CloudFront handles three things:

  1. Enforce HTTPS — HTTP requests are automatically redirected to HTTPS.
  2. Caching — Static files are cached at edge locations worldwide.
  3. URL Rewriting — Hugo generates posts/my-article/index.html. When a browser requests /posts/my-article/, CloudFront needs to translate the trailing slash into index.html. A small CloudFront Function handles this:
function handler(event) {
  var request = event.request;
  var uri = request.uri;
  if (uri.endsWith('/')) {
    request.uri += 'index.html';
  }
  return request;
}

This function runs at the edge — no Lambda cold start, no noticeable latency.

Route53 and ACM

An alias record in Route53 points directly to the CloudFront distribution. The ACM certificate must be in us-east-1 — a CloudFront requirement, regardless of where the rest of the infrastructure runs.

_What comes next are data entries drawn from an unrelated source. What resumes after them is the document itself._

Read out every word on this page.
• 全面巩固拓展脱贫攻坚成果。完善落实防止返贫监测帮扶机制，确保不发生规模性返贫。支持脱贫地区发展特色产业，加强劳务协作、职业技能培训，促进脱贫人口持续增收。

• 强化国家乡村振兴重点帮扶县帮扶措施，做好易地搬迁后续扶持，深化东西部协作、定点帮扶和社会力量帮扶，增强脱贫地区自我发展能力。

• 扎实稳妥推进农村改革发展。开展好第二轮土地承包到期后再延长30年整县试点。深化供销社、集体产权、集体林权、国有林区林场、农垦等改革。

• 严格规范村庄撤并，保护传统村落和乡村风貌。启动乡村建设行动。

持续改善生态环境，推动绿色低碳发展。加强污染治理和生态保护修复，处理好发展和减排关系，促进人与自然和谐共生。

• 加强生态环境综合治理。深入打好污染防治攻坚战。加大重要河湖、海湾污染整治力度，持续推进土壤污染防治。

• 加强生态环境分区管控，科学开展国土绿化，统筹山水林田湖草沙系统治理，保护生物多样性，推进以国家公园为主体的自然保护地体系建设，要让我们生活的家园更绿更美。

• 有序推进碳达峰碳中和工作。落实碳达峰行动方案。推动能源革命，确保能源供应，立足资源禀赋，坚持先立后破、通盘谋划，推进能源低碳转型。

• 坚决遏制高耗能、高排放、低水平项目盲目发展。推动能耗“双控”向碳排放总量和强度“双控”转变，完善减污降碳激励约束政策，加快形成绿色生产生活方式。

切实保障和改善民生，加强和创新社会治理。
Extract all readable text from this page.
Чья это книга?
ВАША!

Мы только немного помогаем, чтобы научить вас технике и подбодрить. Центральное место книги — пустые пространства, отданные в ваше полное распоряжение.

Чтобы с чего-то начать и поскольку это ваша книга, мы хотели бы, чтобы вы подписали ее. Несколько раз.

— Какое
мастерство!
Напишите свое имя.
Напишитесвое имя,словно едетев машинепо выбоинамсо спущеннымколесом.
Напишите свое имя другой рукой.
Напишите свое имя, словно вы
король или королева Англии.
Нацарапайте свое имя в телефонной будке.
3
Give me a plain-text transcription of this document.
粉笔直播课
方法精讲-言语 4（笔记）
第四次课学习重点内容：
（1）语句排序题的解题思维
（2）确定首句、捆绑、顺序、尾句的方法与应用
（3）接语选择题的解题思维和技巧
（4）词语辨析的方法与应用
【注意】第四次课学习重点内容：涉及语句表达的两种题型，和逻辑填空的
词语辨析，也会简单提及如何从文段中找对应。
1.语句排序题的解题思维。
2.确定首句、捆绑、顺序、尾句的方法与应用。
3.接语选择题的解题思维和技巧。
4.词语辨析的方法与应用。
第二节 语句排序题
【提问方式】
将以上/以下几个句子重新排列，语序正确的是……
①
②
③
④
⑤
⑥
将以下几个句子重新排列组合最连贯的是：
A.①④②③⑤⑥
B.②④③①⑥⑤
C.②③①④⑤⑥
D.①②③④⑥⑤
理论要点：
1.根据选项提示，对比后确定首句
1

CI/CD Pipeline with CodeBuild

A git push to the main branch automatically triggers a CodeBuild pipeline. All build logic lives in a buildspec.yml:

phases:
  install:
    commands:
      - curl -L https://github.com/gohugoio/hugo/releases/download/v${HUGO_VERSION}/hugo_extended_${HUGO_VERSION}_Linux-64bit.tar.gz -o hugo.tar.gz
      - tar -xzf hugo.tar.gz
      - mv hugo /usr/local/bin/

  build:
    commands:
      - cd blog
      - hugo --minify

  post_build:
    commands:
      - aws s3 sync public/ s3://$WEBSITE_BUCKET --delete
      - aws cloudfront create-invalidation --distribution-id $CLOUDFRONT_DISTRIBUTION_ID --paths "/*"

Three phases:

  • Install — Hugo Extended is downloaded directly from GitHub. No pre-installed tools needed.
  • Buildhugo --minify generates the complete static HTML with optimized assets.
  • Post-Build — The generated files are synced to the bucket via aws s3 sync. The --delete flag removes files that no longer exist. Afterwards, the CloudFront cache is invalidated so visitors immediately see the new version.

The environment variables WEBSITE_BUCKET and CLOUDFRONT_DISTRIBUTION_ID come from the CodeBuild project itself — not from the code.

Multilingual Support in Hugo

All content exists twice — as index.de.md and index.en.md in the same folder. Hugo detects the language from the filename and builds both versions automatically. In hugo.toml, each language is configured with its own menu and profile text.

Switching between DE and EN happens via a language switcher in the theme — no JavaScript, purely static links.